STL Science Center

STL Science Center

21 April 2012

The Old and The New

Those of you who read Love in the Time of Chasmosaurs ought to love this first picture. Vintage art may be quite incorrect, but who can argue with its quality for the time and place in which it was originally created? Obviously living in the current general consensus that we live in on body shape and the way that shape is held, this Tuojiangosaurus looks horrendous with its identical size fore and hind legs and the overall lazy bell curve shape of the spine and body. However, at the time in which this image was painted this was a fantastic work of art showing a majestic dinosaur foraging, or looking about anyhow, in a dense forest, nevermind that an animal that size probably wouldn't be able to waddle itself into the dense forest, and that is wonderful enough to overlook some of the anatomical problems that this animals is facing, like being called a Tuojiangosaurus when it has Kentrosaurus shoulder spikes. This will also be a problem later on.

©Scott Hartman
The type specimen of Tuojiangosaurus, as noted yesterday, is well over half completed. For any dinosaur that is fairly astounding. In this dinosaur it gives us a way to refute the vintage art straightaway. Obviously, first and foremost, there is no gigantic shoulder spike jutting out from the fore limbs of this animal. Neither in Hartman's wonderfully detailed schematics nor in any museum in the world does Tuojiangosaurus have enormous shoulder spikes. The body in the modern pose is quite elegant and has an energy to it. The lack of ossified tendons in the tail, again, show a flexibility of the tail to move side to side with a narrower window of vertical motion. While the type specimen was not found with its tail spikes they are known from the composite of other specimens just as the front paws and the continuation of the ribs are known. This is the dinosaur the museums of the world will show you.

Pixeldust and Renegade 9 studios for Nat. Geographic
This, unfortunately, is what the mass media is showing the public. As I promised, the shoulder spikes show up again here. This model was created, in a correct modern pose, for National Geographic's magazine/website/documentary on bizarre dinosaurs back in 2007. Bizarre it is, correct it is not. Therefore, anyone that knows this dinosaur from National Geographic might very well go to the museum and expect to see a Tuojiangosaurus with radical spikes on its shoulders defending itself from Monolophosaurus, this is obviously not going to be the case. Does misrepresentation by the media make dinosaurs more popular or less popular once people find out that what they have come to love is all fake? It's a very interesting question to be sure and one that I certainly do not have the data to interpret at this time, though I am sure that we could find the data if we wanted, after all there is a poll for everything in the world these days.
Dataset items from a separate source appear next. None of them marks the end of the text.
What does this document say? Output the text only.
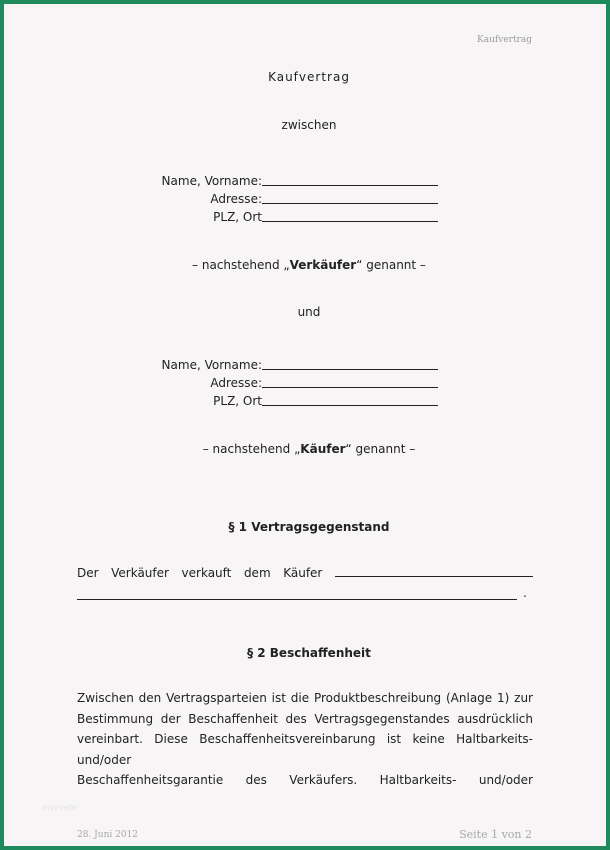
Kaufvertrag
Kaufvertrag
zwischen
Name, Vorname:
Adresse:
PLZ, Ort
– nachstehend „Verkäufer“ genannt –
und
Name, Vorname:
Adresse:
PLZ, Ort
– nachstehend „Käufer“ genannt –
§ 1 Vertragsgegenstand
Der Verkäufer verkauft dem Käufer
.
§ 2 Beschaffenheit
Zwischen den Vertragsparteien ist die Produktbeschreibung (Anlage 1) zur
Bestimmung der Beschaffenheit des Vertragsgegenstandes ausdrücklich
vereinbart. Diese Beschaffenheitsvereinbarung ist keine Haltbarkeits- und/oder
Beschaffenheitsgarantie des Verkäufers. Haltbarkeits- und/oder
mycvate
28. Juni 2012	Seite 1 von 2
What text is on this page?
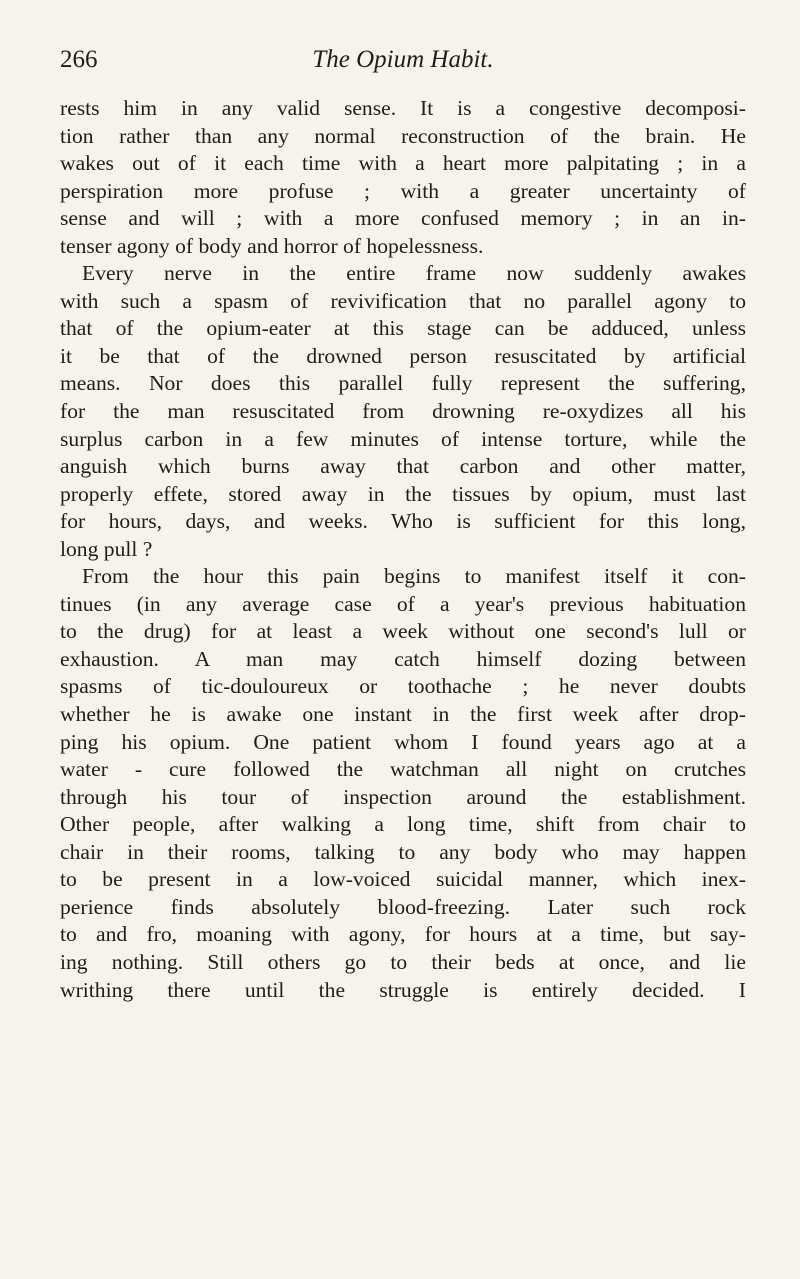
266	The Opium Habit.
rests him in any valid sense. It is a congestive decomposi-
tion rather than any normal reconstruction of the brain. He
wakes out of it each time with a heart more palpitating ; in a
perspiration more profuse ; with a greater uncertainty of
sense and will ; with a more confused memory ; in an in-
tenser agony of body and horror of hopelessness.
Every nerve in the entire frame now suddenly awakes
with such a spasm of revivification that no parallel agony to
that of the opium-eater at this stage can be adduced, unless
it be that of the drowned person resuscitated by artificial
means. Nor does this parallel fully represent the suffering,
for the man resuscitated from drowning re-oxydizes all his
surplus carbon in a few minutes of intense torture, while the
anguish which burns away that carbon and other matter,
properly effete, stored away in the tissues by opium, must last
for hours, days, and weeks. Who is sufficient for this long,
long pull ?
From the hour this pain begins to manifest itself it con-
tinues (in any average case of a year's previous habituation
to the drug) for at least a week without one second's lull or
exhaustion. A man may catch himself dozing between
spasms of tic-douloureux or toothache ; he never doubts
whether he is awake one instant in the first week after drop-
ping his opium. One patient whom I found years ago at a
water - cure followed the watchman all night on crutches
through his tour of inspection around the establishment.
Other people, after walking a long time, shift from chair to
chair in their rooms, talking to any body who may happen
to be present in a low-voiced suicidal manner, which inex-
perience finds absolutely blood-freezing. Later such rock
to and fro, moaning with agony, for hours at a time, but say-
ing nothing. Still others go to their beds at once, and lie
writhing there until the struggle is entirely decided. I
So what should Tuojiangosaurus look like all fleshed out then? That becomes are most important question considering the misinformation that is floating around and the vintage art which surfaces now and again. What should the public be looking for when they imagine the small brained not-so-gentle-giant Chinese stegosaurid? The honest answer is that they should expect to see a fairly typical stegosaurid dinosaur but with thinner, front to back, boney plates than the namesake Stegosaurus with four spikes arranged in pairs on the end of the tail. Its head is held in a middling position with its longer hind legs lifting the tail back and up over the hips behind it. The lower front legs make a wonderful springing base of energy around which the Tuojiangosaurus could shift its weight using those tall hind legs as a fulcrum with which to whip about the tail whenever the front end sprung suddenly from one position to another allowing momentum to add great amounts of energy to the tail and delivering all of that energy in a small area at the end of each keratin sheathed boney mass of tail spike. That is Tuojiangosaurus.
©Paul Heaston
Uses Gregory Paul as a model, coloring not done by Heaston as far as I can tell.